Flying into Santa Barbara the afternoon of Dec. 10, I spotted an impressive plume of smoke rising from the Thomas fire near Carpinteria.
I leaned over to the window and took our Page One photo with my iPhone.
What I did not realize at the time was that I had witnessed a meteorological event known as a pyrocumulus cloud — a storm cloud created by the fire below.
Talking to fire experts, I learned that about the same time I took my photo, satellite images, photographers and experts like Ventura County Fire Capt. Kevin Riley were also documenting the pyrocumulus event.
The next question is whether my photo is further evidence of global warming.
John Mecklin, editor of the Bulletin of Atomic Scientists, believes that’s likely the case. He posted my photo on the Bulletin web site with the title “this is what climate change looks like.”
In an email exchange, he wrote that “climate modeling suggests that as the Earth warms, weather extremes will be exacerbated. This will mean that rain events will be exaggerated and droughts will be longer and harsher in some areas; in some of those areas, extended droughts and higher temperatures could help intensify wildfire.”
He also added a note of caution. “But many different factors play into the Thomas Fire being so large, and it’s always difficult to tie one extreme event — whether a hurricane or a drought or a wildfire — directly to climate change.”
UC Santa Barbara Professor John Bowers, who heads UCSB’s Institute of Energy Efficiency, has been thinking about the human impact as we all scurry to secure safe quarters and find N-95 masks.
“Climate change is clearly intensifying hurricanes, storms and fires. Our lives are changing as a result,” he wrote me in an email.
Michael Fromm, a meteorologist at the Naval Research Lab in Washington, D.C. didn’t offer a view on the climate change issue. But he said the Navy has been starting to count fire plumes and has been “surprised at how frequently they occur.” The Navy wants to know how fire plumes might impact a battlefield environment and has an interest in forecasting them, he said.

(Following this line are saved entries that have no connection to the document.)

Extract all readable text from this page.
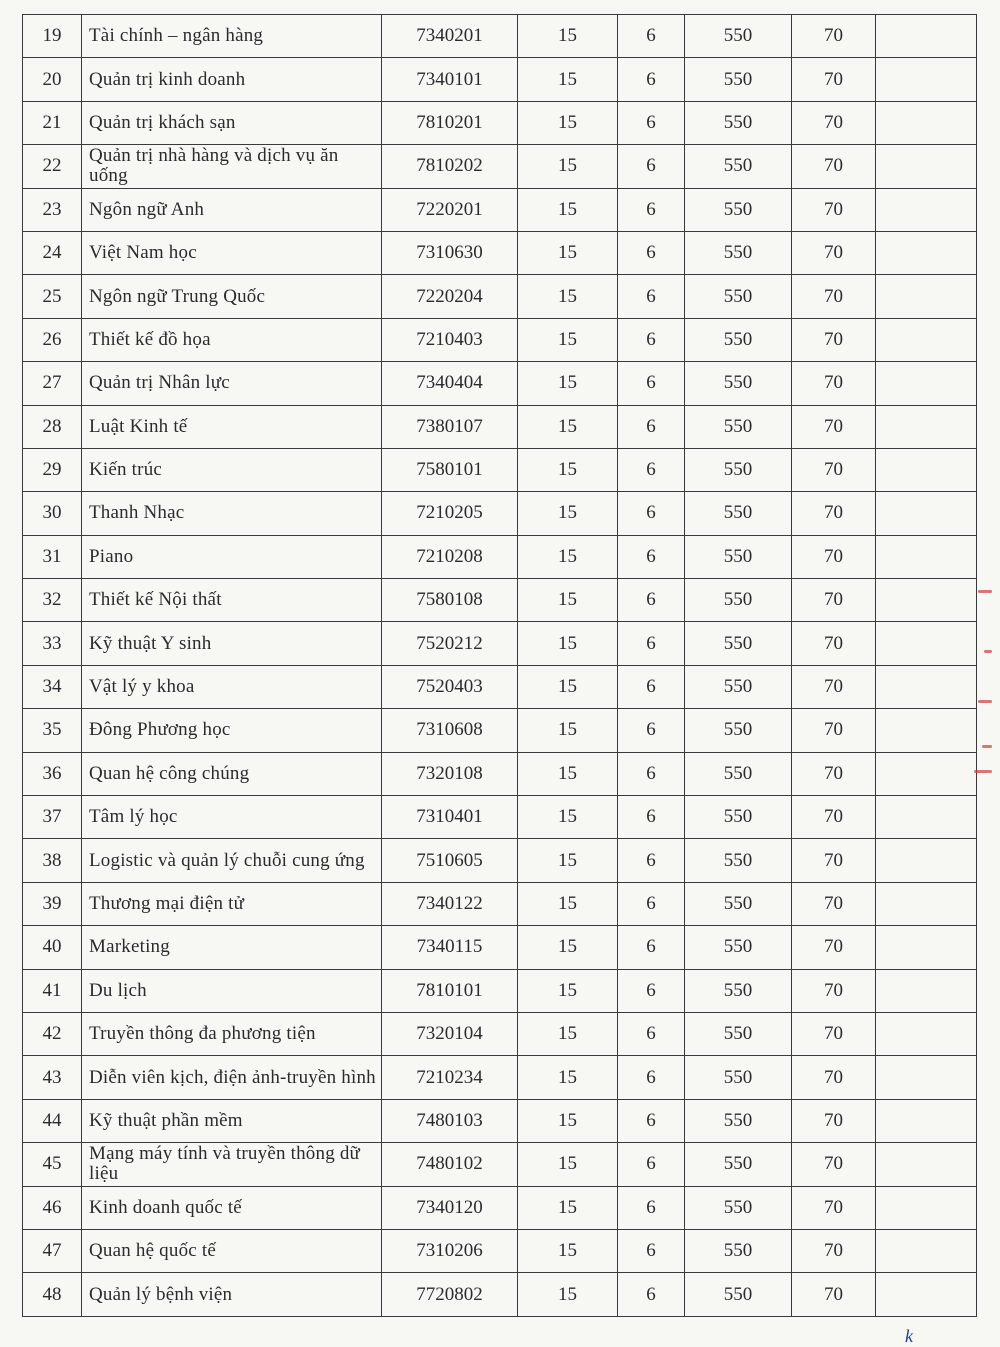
19	Tài chính – ngân hàng	7340201	15	6	550	70	
20	Quản trị kinh doanh	7340101	15	6	550	70	
21	Quản trị khách sạn	7810201	15	6	550	70	
22	Quản trị nhà hàng và dịch vụ ăn uống	7810202	15	6	550	70	
23	Ngôn ngữ Anh	7220201	15	6	550	70	
24	Việt Nam học	7310630	15	6	550	70	
25	Ngôn ngữ Trung Quốc	7220204	15	6	550	70	
26	Thiết kế đồ họa	7210403	15	6	550	70	
27	Quản trị Nhân lực	7340404	15	6	550	70	
28	Luật Kinh tế	7380107	15	6	550	70	
29	Kiến trúc	7580101	15	6	550	70	
30	Thanh Nhạc	7210205	15	6	550	70	
31	Piano	7210208	15	6	550	70	
32	Thiết kế Nội thất	7580108	15	6	550	70	
33	Kỹ thuật Y sinh	7520212	15	6	550	70	
34	Vật lý y khoa	7520403	15	6	550	70	
35	Đông Phương học	7310608	15	6	550	70	
36	Quan hệ công chúng	7320108	15	6	550	70	
37	Tâm lý học	7310401	15	6	550	70	
38	Logistic và quản lý chuỗi cung ứng	7510605	15	6	550	70	
39	Thương mại điện tử	7340122	15	6	550	70	
40	Marketing	7340115	15	6	550	70	
41	Du lịch	7810101	15	6	550	70	
42	Truyền thông đa phương tiện	7320104	15	6	550	70	
43	Diễn viên kịch, điện ảnh-truyền hình	7210234	15	6	550	70	
44	Kỹ thuật phần mềm	7480103	15	6	550	70	
45	Mạng máy tính và truyền thông dữ liệu	7480102	15	6	550	70	
46	Kinh doanh quốc tế	7340120	15	6	550	70	
47	Quan hệ quốc tế	7310206	15	6	550	70	
48	Quản lý bệnh viện	7720802	15	6	550	70	
k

One of the things you learn quickly as a small business owner is that you don’t really ever get a vacation. It has become a rather unfunny joke at the Business Times that big fires always happen when I am out of town and the Thomas fire broke out when I was in Florida celebrating my mom’s 90th birthday.
I was flying back to the Central Coast when I shot the photo and I have wondered since how climate change will affect our business — with more severe fires, more fierce rain events and also more demand for news from our audience.
One person who is convinced that’s the case is Michael Bloomberg, the former New York mayor and financial news mogul who on Dec. 12 got 237 large corporations, including some oil companies, to sign on to an agreement to disclose more financial information related to climate issues.
His task force wants to encourage companies to quantify climate risks so investors will be able to understand challenges and take advantage of opportunities.
Speaking in Ventura after surveying the Thomas fire damage, Gov. Jerry Brown pointed out how unusual it was to be fighting fires at Christmas.
Fast moving fires that destroy property and kill people are “an example of what we can expect in the very near future.”
Scott Bachmeier, a researcher at the University of Wisconsin Cooperative Institute for Meteorological Satellite Studies, gets the last word. Whether for human reasons or natural reasons or both, he said via email, the earth is warming.
“During such warm phases, there will be regions that suffer through more extreme and prolonged droughts, and abnormal wildfire activity — and, unfortunately, California has been hit hard with both.”